Subsequently, petitioner undertook its investigation, conducted an examination of respondent at its offices and authorized, among other things, commencement of a proceeding pursuant to Rules of the Appellate Division, Third Department (22 NYCRR) § 806.5. Petitioner thereafter filed a petition of charges, dated January 19, 2016, alleging that respondent engaged in conduct adversely reflecting on his fitness as a lawyer, deceptive conduct and conduct prejudicial to the administration of justice. In lieu of filing an answer, respondent now moves to dismiss the petition of charges on the basis of insufficiency and for reinstatement. Petitioner opposes this motion and cross-

moves to unseal respondent's criminal record.[FN1]

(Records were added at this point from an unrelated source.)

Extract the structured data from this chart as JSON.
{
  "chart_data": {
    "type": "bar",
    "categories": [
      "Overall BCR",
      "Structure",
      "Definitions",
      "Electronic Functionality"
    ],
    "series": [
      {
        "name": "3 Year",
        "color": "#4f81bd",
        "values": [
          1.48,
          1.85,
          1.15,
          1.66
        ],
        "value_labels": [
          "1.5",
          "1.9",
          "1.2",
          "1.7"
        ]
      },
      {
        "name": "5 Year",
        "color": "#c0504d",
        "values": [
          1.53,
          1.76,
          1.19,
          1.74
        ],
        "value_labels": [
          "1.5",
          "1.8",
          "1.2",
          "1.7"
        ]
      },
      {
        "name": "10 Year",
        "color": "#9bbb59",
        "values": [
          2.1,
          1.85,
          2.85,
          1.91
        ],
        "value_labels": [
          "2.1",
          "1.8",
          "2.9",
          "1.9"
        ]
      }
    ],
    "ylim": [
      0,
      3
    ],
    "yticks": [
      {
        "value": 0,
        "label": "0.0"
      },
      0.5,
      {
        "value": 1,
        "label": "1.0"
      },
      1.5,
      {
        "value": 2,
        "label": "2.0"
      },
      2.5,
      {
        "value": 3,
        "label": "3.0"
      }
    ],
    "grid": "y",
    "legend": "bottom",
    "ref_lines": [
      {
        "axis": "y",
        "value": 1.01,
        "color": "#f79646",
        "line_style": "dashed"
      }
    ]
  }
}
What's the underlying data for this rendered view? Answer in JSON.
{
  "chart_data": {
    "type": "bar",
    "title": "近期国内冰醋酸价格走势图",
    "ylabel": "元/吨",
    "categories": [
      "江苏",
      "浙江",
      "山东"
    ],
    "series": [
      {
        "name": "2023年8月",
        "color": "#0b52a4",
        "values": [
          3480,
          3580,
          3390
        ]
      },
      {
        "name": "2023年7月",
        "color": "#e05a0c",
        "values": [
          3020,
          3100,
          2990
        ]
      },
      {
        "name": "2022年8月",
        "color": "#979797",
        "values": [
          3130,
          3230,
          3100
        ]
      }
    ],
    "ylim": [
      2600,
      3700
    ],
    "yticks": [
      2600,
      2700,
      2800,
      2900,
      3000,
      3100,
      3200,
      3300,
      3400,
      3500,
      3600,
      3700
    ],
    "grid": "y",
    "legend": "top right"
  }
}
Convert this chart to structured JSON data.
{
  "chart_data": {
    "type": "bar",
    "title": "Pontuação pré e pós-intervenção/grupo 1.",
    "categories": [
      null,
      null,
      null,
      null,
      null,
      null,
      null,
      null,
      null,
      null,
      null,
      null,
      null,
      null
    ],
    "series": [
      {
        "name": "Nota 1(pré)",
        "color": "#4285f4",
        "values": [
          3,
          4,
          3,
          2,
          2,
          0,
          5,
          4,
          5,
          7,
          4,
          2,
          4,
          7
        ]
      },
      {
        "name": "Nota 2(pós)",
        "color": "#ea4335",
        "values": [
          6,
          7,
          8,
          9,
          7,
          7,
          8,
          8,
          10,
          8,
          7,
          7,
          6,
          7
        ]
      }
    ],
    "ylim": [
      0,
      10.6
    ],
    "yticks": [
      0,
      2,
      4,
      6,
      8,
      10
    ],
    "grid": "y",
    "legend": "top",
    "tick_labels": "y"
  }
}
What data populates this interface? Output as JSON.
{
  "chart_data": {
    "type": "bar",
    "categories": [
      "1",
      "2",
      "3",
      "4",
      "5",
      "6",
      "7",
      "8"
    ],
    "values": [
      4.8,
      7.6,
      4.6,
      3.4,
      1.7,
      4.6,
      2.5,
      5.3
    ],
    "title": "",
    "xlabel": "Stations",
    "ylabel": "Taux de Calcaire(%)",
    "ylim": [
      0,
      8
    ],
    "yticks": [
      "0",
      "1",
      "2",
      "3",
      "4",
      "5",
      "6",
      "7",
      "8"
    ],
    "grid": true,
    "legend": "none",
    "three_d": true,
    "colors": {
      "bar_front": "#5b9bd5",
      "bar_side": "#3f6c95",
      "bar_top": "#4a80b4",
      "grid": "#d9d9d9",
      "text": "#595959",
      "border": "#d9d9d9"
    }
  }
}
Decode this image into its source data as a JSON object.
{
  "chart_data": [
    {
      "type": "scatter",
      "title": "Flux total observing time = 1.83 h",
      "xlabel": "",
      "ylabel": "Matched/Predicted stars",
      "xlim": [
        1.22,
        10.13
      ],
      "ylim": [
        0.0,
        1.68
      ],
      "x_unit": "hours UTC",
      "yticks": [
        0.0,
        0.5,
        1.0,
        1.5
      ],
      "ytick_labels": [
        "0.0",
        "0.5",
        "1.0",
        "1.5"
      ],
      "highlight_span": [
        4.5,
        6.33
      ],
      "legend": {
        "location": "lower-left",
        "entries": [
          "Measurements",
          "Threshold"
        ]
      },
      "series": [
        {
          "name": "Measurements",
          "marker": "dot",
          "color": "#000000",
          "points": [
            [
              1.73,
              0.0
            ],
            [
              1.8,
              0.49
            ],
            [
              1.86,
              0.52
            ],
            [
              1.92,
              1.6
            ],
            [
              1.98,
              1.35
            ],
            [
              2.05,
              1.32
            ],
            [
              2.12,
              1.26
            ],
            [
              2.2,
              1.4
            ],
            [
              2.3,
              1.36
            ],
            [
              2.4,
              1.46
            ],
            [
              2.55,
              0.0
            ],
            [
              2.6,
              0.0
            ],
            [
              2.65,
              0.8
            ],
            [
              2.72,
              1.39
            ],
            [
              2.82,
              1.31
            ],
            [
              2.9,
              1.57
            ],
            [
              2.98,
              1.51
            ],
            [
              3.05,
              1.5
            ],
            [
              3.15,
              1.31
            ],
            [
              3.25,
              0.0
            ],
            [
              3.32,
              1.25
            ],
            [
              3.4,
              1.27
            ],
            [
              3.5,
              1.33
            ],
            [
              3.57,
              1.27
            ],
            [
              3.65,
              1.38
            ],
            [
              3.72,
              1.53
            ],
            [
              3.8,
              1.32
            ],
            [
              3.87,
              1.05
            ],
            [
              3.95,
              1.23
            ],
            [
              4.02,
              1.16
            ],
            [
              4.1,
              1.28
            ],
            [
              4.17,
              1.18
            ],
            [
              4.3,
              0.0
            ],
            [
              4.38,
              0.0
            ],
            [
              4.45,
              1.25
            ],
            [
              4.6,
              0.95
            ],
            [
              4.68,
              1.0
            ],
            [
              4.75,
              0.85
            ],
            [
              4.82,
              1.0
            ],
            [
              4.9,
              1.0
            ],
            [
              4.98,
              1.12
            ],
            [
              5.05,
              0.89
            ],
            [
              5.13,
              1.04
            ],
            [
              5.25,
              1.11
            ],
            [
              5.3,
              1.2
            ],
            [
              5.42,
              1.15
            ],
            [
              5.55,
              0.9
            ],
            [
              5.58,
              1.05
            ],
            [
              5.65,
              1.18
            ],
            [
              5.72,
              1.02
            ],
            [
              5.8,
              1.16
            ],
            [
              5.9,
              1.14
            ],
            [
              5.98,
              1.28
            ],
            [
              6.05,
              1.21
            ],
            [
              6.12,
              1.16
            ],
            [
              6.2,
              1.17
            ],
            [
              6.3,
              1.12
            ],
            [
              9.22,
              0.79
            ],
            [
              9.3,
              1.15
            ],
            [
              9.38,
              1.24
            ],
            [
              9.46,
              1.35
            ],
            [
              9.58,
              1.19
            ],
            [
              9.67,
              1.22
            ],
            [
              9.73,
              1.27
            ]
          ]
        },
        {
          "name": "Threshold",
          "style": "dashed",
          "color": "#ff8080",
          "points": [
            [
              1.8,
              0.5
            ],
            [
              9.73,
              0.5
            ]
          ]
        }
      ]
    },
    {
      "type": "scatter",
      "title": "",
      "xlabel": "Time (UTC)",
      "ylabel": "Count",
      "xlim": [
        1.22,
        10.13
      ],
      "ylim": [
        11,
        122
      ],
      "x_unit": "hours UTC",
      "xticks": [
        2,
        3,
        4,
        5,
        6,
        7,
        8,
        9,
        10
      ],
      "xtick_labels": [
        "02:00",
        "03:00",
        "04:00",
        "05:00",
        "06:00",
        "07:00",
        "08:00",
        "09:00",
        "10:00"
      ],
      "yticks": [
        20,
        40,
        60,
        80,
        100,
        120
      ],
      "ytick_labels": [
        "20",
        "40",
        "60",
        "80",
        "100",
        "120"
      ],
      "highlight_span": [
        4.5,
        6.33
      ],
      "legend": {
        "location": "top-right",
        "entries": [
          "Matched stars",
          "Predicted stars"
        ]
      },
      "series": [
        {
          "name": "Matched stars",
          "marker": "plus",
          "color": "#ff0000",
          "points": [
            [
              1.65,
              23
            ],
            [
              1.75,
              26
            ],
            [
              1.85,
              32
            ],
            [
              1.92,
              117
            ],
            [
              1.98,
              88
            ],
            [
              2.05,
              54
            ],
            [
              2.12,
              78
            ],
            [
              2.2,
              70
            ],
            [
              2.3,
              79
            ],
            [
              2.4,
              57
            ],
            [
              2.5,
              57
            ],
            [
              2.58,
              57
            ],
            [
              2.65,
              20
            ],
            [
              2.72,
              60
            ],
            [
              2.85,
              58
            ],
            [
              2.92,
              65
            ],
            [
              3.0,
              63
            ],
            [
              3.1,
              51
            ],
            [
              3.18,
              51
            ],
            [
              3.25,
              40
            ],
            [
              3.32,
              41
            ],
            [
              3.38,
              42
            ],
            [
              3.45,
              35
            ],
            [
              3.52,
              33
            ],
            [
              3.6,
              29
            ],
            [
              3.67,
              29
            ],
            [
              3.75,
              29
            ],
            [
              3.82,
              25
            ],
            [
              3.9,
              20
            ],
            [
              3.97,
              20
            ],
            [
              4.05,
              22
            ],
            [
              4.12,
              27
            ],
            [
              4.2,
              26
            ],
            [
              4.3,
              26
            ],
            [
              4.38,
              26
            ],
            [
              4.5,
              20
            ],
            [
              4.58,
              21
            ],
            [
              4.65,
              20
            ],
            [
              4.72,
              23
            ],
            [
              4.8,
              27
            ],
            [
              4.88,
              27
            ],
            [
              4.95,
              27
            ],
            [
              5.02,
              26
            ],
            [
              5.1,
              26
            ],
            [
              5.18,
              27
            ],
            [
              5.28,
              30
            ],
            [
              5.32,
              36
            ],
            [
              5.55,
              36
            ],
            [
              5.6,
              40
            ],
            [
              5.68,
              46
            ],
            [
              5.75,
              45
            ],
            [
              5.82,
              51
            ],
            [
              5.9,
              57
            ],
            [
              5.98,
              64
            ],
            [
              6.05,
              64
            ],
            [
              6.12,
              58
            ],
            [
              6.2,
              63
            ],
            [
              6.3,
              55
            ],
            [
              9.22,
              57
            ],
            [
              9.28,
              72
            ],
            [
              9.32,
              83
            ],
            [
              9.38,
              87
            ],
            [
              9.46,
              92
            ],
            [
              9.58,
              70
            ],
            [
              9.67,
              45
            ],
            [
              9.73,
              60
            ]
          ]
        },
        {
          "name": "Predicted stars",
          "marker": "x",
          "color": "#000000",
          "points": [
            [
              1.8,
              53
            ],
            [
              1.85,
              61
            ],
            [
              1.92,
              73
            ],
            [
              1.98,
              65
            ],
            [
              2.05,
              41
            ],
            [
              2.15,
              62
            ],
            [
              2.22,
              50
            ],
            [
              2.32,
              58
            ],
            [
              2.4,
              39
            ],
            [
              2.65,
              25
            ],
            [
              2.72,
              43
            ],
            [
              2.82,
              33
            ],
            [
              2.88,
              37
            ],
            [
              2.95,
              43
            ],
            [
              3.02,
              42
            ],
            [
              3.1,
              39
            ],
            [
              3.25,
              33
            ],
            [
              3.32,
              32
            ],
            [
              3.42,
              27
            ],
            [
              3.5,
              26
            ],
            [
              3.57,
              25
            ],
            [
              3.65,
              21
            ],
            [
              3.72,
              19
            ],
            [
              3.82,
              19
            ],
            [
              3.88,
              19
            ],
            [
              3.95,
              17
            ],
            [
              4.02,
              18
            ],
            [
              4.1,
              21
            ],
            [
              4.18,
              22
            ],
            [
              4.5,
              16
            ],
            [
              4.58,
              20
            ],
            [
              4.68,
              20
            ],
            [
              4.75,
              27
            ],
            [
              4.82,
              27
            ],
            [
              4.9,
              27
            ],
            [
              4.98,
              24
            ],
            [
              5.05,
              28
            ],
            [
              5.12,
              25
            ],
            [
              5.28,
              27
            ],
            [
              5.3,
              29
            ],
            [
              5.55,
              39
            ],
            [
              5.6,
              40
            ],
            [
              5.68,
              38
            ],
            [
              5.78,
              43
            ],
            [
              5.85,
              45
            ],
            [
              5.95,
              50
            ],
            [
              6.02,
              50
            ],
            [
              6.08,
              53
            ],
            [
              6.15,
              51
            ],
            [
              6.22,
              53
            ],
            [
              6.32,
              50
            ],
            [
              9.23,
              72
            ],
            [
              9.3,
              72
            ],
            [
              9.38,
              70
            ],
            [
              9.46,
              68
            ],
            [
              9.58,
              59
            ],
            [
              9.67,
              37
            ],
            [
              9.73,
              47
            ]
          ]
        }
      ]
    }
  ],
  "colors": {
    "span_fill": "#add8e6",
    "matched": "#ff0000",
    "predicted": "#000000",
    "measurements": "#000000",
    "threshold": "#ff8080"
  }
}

Respondent's motion to dismiss is founded primarily on his claim that the petition of charges is impermissibly based upon information and statements obtained from respondent's "now sealed criminal case." However, as this Court indicated in its June 2015 order directing commencement of the subject investigation, CPL 160.50 (1) (c) permits review of the record on appeal previously submitted to this Court in conjunction with People v Hennessey (supra). Accordingly, we find no basis to grant respondent's pre-answer motion to dismiss the petition of charges. Moreover, given the availability of respondent's appellate record for petitioner's inspection, "an order unsealing the records is unnecessary" (Matter of Keeffe, 76 AD2d 416, 418 [1980]). Consequently, we further deny, as unnecessary, petitioner's cross motion to order the formal unsealing of the records sealed by County Court pursuant to CPL 160.50.

McCarthy, J.P., Garry, Egan Jr. and Clark, JJ., concur.

ORDERED that respondent's motion is denied; and it is further

ORDERED that petitioner's cross motion is denied, as unnecessary.

ORDERED that respondent is permitted to serve an answer to the January 19, 2016 petition of charges within 20 days of the date of this Court's decision.

Footnotes

Footnote 1: Prior to oral argument on the cross motions, respondent submitted a written waiver of confidentiality.